Met acht skeletten naar het EK in Oostenrijk

20 feb 2023

Lucas Boer maakt de beste dierenskeletten van Nederland, hij won er al diverse prijzen mee. Afgelopen week was de conservator van het Nijmeegse Museum voor Anatomie en Pathologie in Oostenrijk om mee te doen aan het Europees Kampioenschap voor taxidermisten. Vox volgde hem. 'Net niet goed genoeg, helaas.'

De beurshal is gevuld met honderden opgezette dieren. Tijgers, roofvogels, eekhoorns, pauwen, uilen, moeflons, een slapende pitbull, een ordinaire lapjeskat. Lucas Boer (34) loopt er in zijn lange jas van schapenwol kalmpjes tussendoor. Je zou kunnen zeggen dat hij zich thuisvoelt in dit rariteitenkabinet. In Nijmegen is hij conservator van het anatomisch museum in het Radboudumc: elke dag wordt hij omringd door preparaten gemaakt van menselijk materiaal. Hier in Salzburg zijn het overleden dieren.

‘Ik leer hier wel veel van hoor’

Boer houdt halt bij twee skeletten van raven die met elkaar in gevecht zijn. Hij schudt zijn hoofd: ‘Net niet goed genoeg, helaas.’ De skeletten maakte hij zelf, maar er hangt inmiddels een rood lintje aan. Dat betekent dat de jury hem niet de allerhoogste score heeft toegekend. Een blauw lintje zou beter zijn. Ofwel: Lucas Boer is niet de beste skeletteur van Europa. En daarom was hij nu juist naar deze wedstrijd in Oostenrijk gekomen, om wél met die titel naar huis te gaan.

Het is voor het eerst dat Boer meedoet aan het Europees Kampioenschap voor taxidermisten (dierenpreparateurs). Eerder werd hij al wel Nederlands kampioen. ‘Dat is op zich niet zo heel onhaalbaar, want er zijn weinig skelettenbouwers.’ De meeste taxidermisten gaan voor dieren met huid en haar, hij legt zich toe op wat er overblijft: het geraamte.

‘Kijk, dit is de man die wel gewonnen heeft’, zegt hij met een hoofdknik naar een jongen die een kop kleiner is dan hij en vriendelijk terug groet. Iedereen kent elkaar hier in dit walhalla voor preparateurs. De winnaar maakte een skelet van een meerkoet die uit het water opstijgt. Hij komt uit Hongarije. ‘Ik leer hier wel veel van hoor’, zegt de teleurgestelde conservator. ‘Hij heeft zijn vogel heel mooi tegen een achtergrond gezet, dit stuk zou je zo in een museum kunnen plaatsen. Mijn skeletten staan vrij degelijk in een glazen bak. Maar zijn skelet is ook echt heel goed gemaakt. Het gaat om de houding van de vogel.’

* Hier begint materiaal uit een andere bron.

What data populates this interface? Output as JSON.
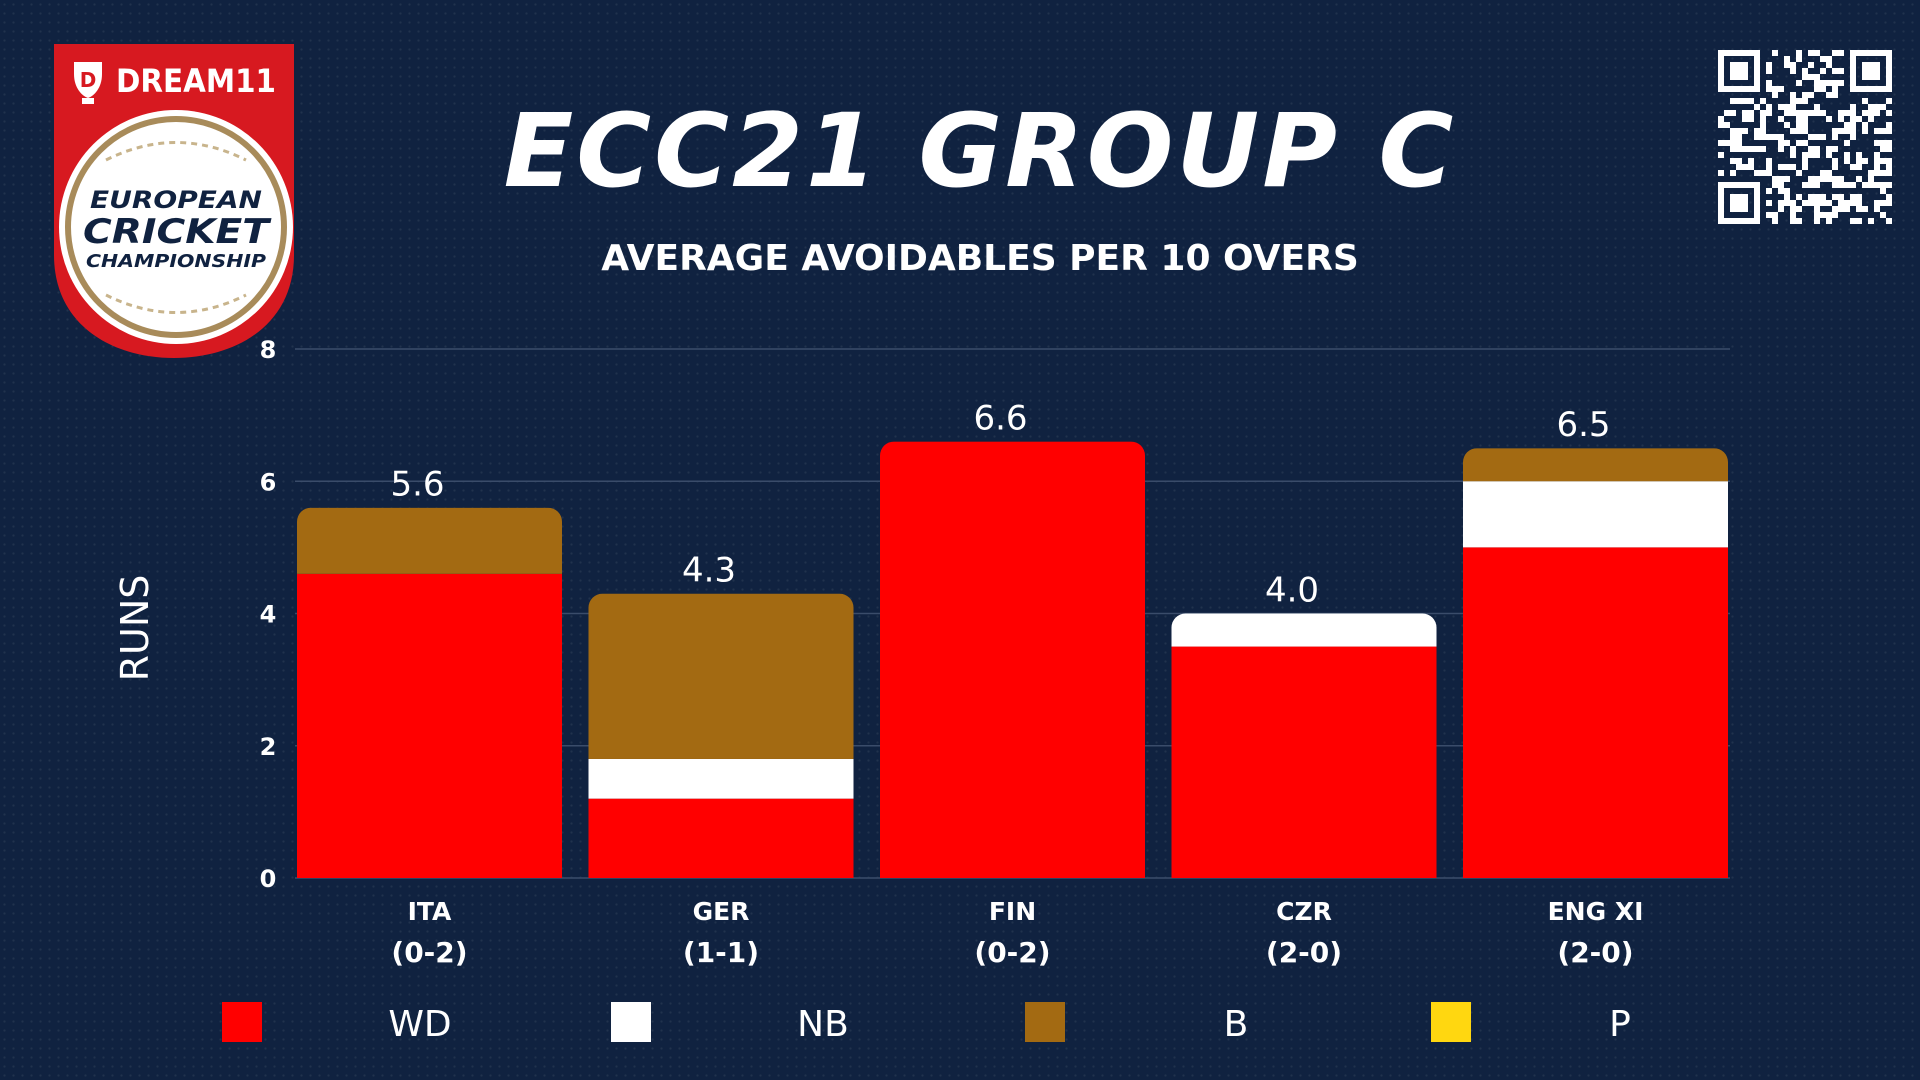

Drie weken voor het EK (Mook, 29 januari)

Die houding! Daar heeft Lucas Boer het meeste denkwerk aan besteed. ‘Een vogel op een stokje maken kan iedereen’, zegt hij terwijl hij voorovergebogen staat over twee skeletten die ooit toebehoorden aan twee inmiddels overleden raven. Wat hij wil bereiken, is dat de vogels voor de toeschouwer nog lijken te leven. Je ziet ze als het ware om elkaar heen cirkelen in de lucht. Waar vechten ze om? Een stukje brood misschien. ‘Ik wil altijd dat er een vorm van interactie is tussen de dieren.’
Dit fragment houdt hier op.